Сегодня фундаменталисты добиваются политической власти с целью радикально изменить общественное устройство в своих странах, в мусульманском и в остальном мире. Во всяком случае, воздушная атака на США 11 сентября 2001 года не оставляет в этом сомнений. Причем большинство фундаменталистов видят в возврате к насилию, к средневековым методам борьбы лучший способ одолеть приверженцев западного образа жизни или просто умеренных прогрессистов.
Конечно, сторонников такой позиции в мусульманском мире меньшинство, тем не менее, число воинствующих фундаменталистов постоянно растет. Они уже сегодня представляют из себя серьезную угрозу советским правительствам в арабских странах. Исламский фундаментализм может оказать на арабский мир более глубокое влияние, нежели застарелый конфликт с Израилем или «свежее» противоборство с Ираном. Правительства в Алжире и в Египте уже сегодня стоят перед открытым вызовом исламистов. Обстоятельства самого различного свойства стимулируют рост воинствующего фундаментализма и в других арабских странах. Одним словом, как говорит профессор Каирского университета Хасан Ханафи: «Ислам идет. Вопрос в том, какой это будет ислам – либеральный или фанатичный?»

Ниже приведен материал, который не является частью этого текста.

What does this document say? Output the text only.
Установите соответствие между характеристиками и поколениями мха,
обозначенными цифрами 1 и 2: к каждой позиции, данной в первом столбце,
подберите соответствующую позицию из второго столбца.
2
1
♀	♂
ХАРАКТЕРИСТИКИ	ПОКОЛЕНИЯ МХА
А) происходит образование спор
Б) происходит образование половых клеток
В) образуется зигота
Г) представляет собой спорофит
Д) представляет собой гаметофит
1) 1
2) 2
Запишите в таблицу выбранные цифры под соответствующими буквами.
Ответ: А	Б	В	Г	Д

Ответ на этот вопрос важен не только для мусульман. Как подчеркивал советник индийского правительства по делам мусульманского населения Мохамед Абхар, после прекращения холодной войны внутри мусульманского мира начали вызревать семена новой конфронтации с Западом. Повсюду в исламском мире, от Магриба до Пакистана, начинается борьба за новый мировой порядок. Исход этой борьбы предсказать невозможно, ибо исламский фундаментализм – явление куда более сложное, чем то, что можно было назвать возрождением ислама, возвратом к чистой вере и т.д.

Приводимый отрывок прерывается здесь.